1962 yılında Gaziantep çimento fabrikasının faaliyete geçmesi ile birlikte eski taş inşaatın yerini biriketle inşaat almış ve betonarma binalar hızla çoğalmıştır. Son yıllarda hemen her sokakta bir veya birkaç inşaat birden görülmekte. Eski Gaziantep şehri süratle tarihe gömülmekte ve yeni bir şehir doğmaktadır.

Yeni yapılan inşaatlar sayesinde, 1967 yılı Gazianteplinin eski mahallelerinde 92.100 kişinin yaşadığı hesap edilmiştir. Bundan 40 yıl önce 1927 sayımın da ise, eski mahallelerde sadece 40.000 hemşehrimiz yaşamakta idi.

Belediyemizin halen yürüttüğü imar politikası, genellikle eski mahallelerimizin gelişmesine yardımcı olmuştur diyebiliriz. Gelecek yıllarda ise mevcut imar politikası devam ettiği taktirde, doğacak zararlı sonuçları aşağıda inceliyeceğiz.

ESKİ GAZİANTEP MAHALLELERİNİ BEŞ BÜYÜK BÖLÜM ALTINDA İNCELİYEBİLİRİZ

Gaziantep'te çok partili devreye girildiği yıllarda mevcut olan 34 mahalleyi 5 büyük gurupta topluyabiliriz. Nüfus çokluğuna göre sıraladığımız gruplar şöyledir:

A) Tepebaşı-Kayacık semti (1967 de 21.100 kişi ikamet etmektedir.)

B) Türktepe semti (1967’de 21.100 kişi ikamet etmektedir.)

C) Şehreküstü semti (Nüfus: 20.400 kişi)

Ç) Tabakhane semti (Nüfus: 14.600 vatandaş)

D) Merkez mahalleleri (13.700 kişi)

1967 Eylül'ünde toplam nüfus: 92.100 kişi. Genel şehir nüfusunun yüzde 52,18’I eski mahallelerde yaşamaktadır.

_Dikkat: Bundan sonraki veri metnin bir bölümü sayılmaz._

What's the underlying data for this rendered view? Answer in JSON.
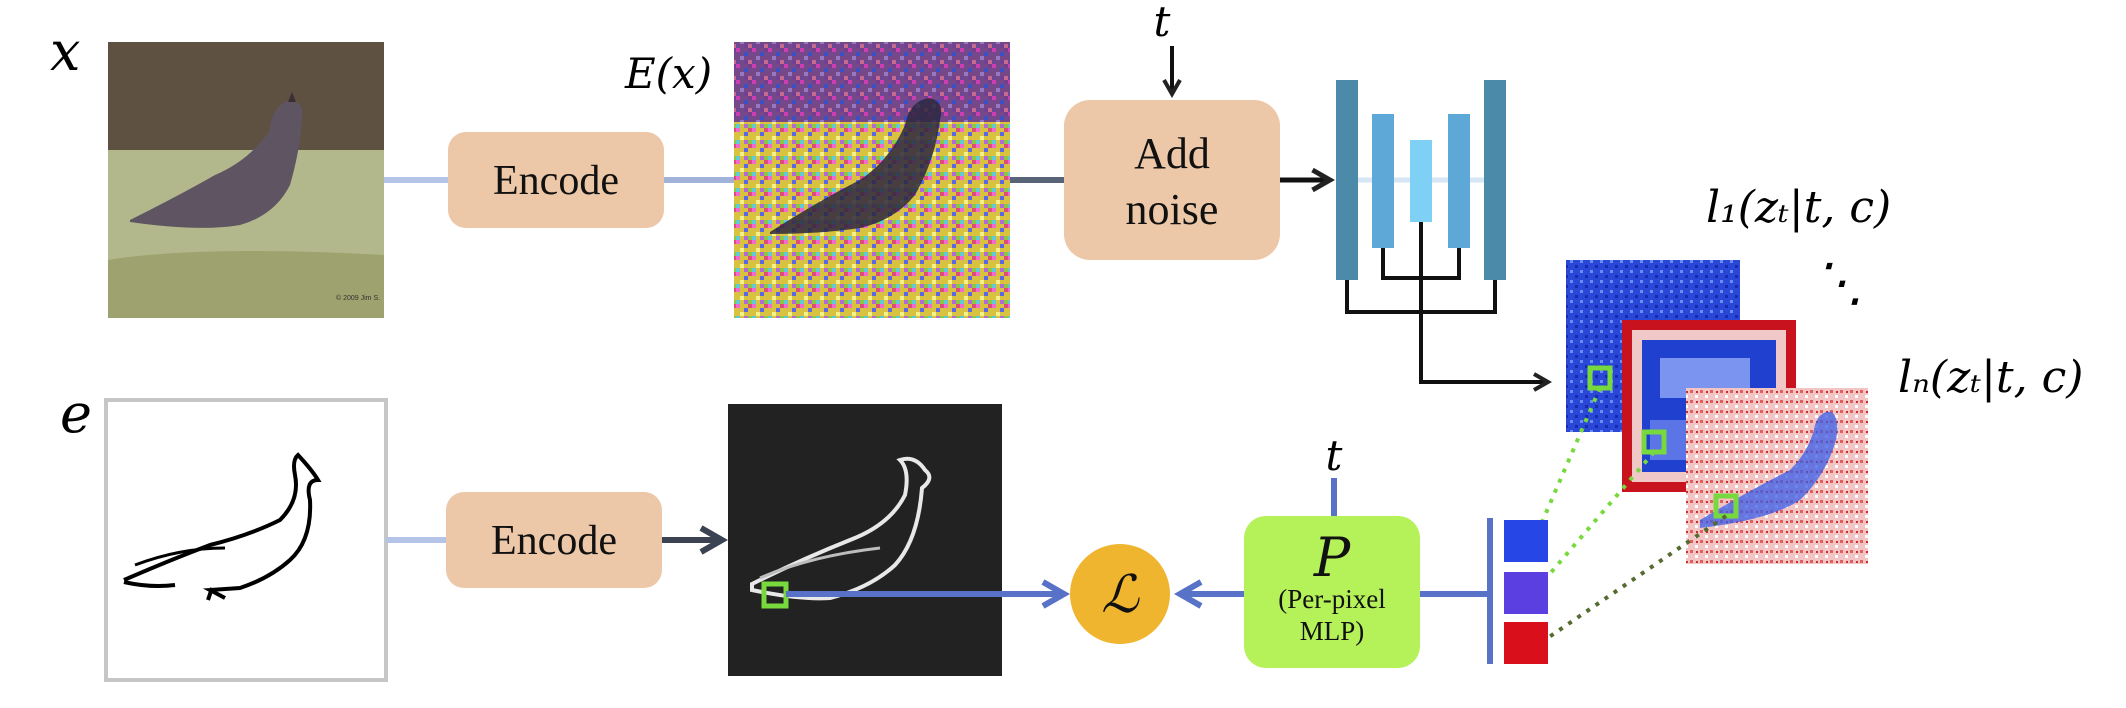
{
  "inputs": {
    "image_var": "x",
    "edge_var": "e",
    "latent_label": "E(x)"
  },
  "blocks": {
    "encode_top": "Encode",
    "encode_bottom": "Encode",
    "add_noise_line1": "Add",
    "add_noise_line2": "noise",
    "mlp_symbol": "P",
    "mlp_line1": "(Per-pixel",
    "mlp_line2": "MLP)",
    "loss_symbol": "ℒ"
  },
  "timestep": {
    "top": "t",
    "bottom": "t"
  },
  "features": {
    "first": "l₁(zₜ|t, c)",
    "last": "lₙ(zₜ|t, c)",
    "ellipsis": "⋱"
  },
  "image_credit": "© 2009 Jim S.",
  "colors": {
    "block_fill": "#ecc8a8",
    "mlp_fill": "#b5f25a",
    "loss_fill": "#efb52f",
    "arrow_blue": "#5872c8",
    "unet_dark": "#4b8aa9",
    "unet_mid": "#5ea8d8",
    "unet_light": "#7fd0f5",
    "highlight_green": "#77d93d",
    "vector_blue": "#2646e6",
    "vector_violet": "#5b3fe0",
    "vector_red": "#d9101b"
  }
}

A) TEPEBAŞI-KAYACIK SEMTİ: Eski Gaziantep şehrinin batı yönünde aynıismi taşıyan iki tepe ve çevresinde kurulmuştur. Bu semtin önemli bir kısmına, Akyol semti diyenler de çoktur. Gaziantep’in en kalabalık mahallelerinden üçüncüsü olan Akyol mahallesi bu semttedir. Kısa olarak Tepebaşı da diye bileceğimiz semtte 6 mahalle bulunmaktadır:

1) Akyol

2) Tepebaşı

3) Bey

4) Eyüpoğlu

5) Kozanlı

6) Şahveli

1967 ikinci yarısında Tepebaşı semtinde umum Gaziantep şehri nüfusunun yüzde 12,64'ü yani 22.300 vatandaşımız yaşamaktadır. Evlerin çoğunluğu eski Ermeni evleridir, 2-3 katlı taştan yapılmış olanları ekseriyettedir. Akyol Bahçelievler mıntıkası modern şehir manzarasındadır.